Yeah, right! It’s just a coincidence that Obama taught Constitutional Law at the same institution where Milton Friedman’s Economic Department indoctrinated “The Chicago Boys” with the privatization policies of disaster capitalism(aka the Shock Doctrine).
Maybe that’s because deficits don’t do anything for a debt recession. What’s that new cliche… If deficits were the answer, Greece would be doing well.
And as Saint Reagan said, or was it Saint Cheney, “deficits don’t matter.”
Having just read their book, “It’s Worse Than You Think,” it is clear that their premise — it is time for the media to stop the false equivalency BS and start calling out the Republicans for being the ones who are destroying our democracy — is perhaps one of the best and most scarey things I have read lately. Unfortunately, the media prefers to do the he said/she said routine and will NEVER put the blame where it really belongs. They aren’t even headlining the striking comments by Colin Powell and David Stockman, both of whom took down the FAUX NEWS lies about Obama better than anything I’ve seen on TV in many, many years. Sweet stuff. Now if only they would read the book and get the message. Our democracy truly is in serious trouble and it is worse than we think…..
Marvc both parties stink .They are both corporate-owned frauds who seek to destroy America by advancing austerity agendas for Wall.St. internationalists .

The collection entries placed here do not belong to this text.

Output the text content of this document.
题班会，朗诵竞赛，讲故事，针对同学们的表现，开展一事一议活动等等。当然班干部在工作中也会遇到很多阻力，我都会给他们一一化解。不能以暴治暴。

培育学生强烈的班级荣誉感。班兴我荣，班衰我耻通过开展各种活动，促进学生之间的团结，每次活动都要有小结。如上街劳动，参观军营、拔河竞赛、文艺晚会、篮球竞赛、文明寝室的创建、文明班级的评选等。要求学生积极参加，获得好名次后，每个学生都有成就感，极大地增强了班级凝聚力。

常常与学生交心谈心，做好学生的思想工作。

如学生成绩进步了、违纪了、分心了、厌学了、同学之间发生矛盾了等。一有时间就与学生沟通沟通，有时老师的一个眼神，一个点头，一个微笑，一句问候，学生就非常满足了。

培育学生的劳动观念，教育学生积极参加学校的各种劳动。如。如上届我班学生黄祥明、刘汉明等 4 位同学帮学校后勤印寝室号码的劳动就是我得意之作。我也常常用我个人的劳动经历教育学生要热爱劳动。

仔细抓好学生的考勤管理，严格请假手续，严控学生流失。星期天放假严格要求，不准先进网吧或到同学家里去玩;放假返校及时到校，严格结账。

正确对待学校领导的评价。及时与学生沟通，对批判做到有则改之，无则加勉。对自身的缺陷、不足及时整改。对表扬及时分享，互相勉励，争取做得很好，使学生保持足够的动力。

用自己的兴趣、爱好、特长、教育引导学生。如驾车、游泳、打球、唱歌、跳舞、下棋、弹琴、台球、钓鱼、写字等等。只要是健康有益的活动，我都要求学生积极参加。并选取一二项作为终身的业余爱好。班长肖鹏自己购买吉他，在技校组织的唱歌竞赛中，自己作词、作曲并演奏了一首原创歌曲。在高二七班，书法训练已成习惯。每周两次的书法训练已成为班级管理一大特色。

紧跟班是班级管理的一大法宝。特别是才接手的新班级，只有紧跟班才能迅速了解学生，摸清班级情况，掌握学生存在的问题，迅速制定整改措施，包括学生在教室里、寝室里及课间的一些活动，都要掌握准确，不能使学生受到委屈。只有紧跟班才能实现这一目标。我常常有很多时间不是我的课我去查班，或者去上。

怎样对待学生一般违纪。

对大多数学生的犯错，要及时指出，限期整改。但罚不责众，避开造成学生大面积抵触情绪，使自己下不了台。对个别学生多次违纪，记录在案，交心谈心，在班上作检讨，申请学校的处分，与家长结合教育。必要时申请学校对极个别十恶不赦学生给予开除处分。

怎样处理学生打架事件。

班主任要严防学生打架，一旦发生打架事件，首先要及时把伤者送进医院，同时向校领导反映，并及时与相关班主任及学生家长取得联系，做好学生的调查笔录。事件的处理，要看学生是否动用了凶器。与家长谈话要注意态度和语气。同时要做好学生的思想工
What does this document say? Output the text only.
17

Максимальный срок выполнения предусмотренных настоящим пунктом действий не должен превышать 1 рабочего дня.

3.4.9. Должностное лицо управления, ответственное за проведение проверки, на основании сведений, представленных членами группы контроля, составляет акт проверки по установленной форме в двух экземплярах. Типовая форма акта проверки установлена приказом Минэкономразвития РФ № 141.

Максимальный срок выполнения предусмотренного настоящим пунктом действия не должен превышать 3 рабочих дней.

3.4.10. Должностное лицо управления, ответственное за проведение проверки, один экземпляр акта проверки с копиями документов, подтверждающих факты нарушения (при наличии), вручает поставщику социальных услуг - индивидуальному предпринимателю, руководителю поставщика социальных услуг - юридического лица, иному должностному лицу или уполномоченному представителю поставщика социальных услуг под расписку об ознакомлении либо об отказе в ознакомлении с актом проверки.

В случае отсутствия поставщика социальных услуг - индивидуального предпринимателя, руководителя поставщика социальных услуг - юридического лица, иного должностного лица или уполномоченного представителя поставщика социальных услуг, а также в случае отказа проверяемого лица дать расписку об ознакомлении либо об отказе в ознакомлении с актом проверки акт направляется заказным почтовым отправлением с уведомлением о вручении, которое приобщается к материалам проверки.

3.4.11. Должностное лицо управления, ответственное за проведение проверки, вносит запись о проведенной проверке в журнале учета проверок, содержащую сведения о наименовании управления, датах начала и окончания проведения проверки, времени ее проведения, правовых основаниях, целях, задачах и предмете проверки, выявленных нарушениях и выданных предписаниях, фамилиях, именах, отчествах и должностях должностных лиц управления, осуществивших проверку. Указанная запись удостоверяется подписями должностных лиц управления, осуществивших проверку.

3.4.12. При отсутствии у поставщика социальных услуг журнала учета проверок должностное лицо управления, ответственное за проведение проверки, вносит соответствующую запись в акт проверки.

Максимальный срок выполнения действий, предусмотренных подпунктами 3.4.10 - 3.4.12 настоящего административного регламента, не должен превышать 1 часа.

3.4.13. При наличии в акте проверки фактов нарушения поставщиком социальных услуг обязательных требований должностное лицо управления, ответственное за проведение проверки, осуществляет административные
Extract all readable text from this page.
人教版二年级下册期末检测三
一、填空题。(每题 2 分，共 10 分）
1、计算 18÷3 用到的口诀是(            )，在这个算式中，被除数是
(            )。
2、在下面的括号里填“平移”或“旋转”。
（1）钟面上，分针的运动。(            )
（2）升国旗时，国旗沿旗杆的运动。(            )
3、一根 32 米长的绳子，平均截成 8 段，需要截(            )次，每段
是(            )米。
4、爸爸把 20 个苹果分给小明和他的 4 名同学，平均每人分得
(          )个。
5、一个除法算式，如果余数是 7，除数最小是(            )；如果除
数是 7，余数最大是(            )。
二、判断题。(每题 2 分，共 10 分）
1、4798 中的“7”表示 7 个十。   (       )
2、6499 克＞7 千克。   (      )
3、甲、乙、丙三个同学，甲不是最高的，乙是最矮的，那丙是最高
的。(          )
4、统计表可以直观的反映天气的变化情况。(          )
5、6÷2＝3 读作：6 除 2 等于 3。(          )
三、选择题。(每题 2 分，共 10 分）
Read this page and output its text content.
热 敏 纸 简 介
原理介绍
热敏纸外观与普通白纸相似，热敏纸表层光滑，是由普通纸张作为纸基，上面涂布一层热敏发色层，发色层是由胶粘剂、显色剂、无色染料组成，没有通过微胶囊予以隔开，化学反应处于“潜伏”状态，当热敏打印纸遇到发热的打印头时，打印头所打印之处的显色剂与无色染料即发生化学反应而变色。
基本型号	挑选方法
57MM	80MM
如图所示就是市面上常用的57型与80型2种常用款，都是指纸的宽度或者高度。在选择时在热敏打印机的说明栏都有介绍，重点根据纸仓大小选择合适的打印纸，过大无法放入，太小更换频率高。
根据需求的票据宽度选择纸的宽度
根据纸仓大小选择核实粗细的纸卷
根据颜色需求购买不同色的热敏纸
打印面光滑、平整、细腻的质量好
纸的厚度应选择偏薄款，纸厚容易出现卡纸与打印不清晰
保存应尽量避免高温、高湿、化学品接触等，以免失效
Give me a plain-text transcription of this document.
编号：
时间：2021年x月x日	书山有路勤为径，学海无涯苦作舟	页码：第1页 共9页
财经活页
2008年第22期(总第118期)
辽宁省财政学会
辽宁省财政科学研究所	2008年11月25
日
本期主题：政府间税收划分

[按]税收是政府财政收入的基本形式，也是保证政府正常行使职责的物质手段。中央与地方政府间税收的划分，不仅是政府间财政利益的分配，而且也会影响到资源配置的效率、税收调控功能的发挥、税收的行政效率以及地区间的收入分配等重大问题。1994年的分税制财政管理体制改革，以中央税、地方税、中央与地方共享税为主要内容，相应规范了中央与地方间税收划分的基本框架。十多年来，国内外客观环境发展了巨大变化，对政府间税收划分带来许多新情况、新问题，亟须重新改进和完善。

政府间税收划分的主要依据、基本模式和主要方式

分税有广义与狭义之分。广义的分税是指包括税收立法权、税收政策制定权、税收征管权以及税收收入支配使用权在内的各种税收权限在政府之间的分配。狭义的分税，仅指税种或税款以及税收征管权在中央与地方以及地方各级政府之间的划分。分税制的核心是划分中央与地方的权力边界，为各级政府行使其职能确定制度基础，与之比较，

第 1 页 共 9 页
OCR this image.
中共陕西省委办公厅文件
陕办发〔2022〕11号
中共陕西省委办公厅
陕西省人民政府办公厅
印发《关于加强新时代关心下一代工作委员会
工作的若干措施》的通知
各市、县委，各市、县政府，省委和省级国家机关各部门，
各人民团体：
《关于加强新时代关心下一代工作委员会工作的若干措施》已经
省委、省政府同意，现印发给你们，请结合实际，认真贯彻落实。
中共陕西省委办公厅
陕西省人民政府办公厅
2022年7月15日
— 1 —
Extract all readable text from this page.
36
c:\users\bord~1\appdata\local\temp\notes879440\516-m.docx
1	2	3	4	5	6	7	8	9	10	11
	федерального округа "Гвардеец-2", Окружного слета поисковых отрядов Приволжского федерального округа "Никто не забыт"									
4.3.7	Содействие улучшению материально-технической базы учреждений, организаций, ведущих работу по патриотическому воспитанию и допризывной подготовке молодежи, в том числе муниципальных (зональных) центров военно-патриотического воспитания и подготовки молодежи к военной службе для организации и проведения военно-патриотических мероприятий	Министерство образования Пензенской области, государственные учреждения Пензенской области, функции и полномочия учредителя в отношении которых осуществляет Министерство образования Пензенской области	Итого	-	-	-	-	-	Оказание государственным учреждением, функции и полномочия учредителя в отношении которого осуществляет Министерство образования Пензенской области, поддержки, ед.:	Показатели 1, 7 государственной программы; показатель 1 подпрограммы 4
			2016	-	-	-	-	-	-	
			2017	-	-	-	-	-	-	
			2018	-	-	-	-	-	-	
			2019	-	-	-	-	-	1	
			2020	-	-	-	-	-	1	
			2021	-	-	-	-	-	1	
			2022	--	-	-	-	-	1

Marvc ,we lost every vestige of our democracy over a decade ago There was a class warfare waged over 30 years ago ,and we didn’t win .In fact ,we didn;t even know there was a war .Our rentiers are just plucking up the spoils .Whoa ,gotta go ,Big Ed is on ,and I just know he’ll lead us out of this terrible mess .
Not when the money is spent on the military-industrial complex.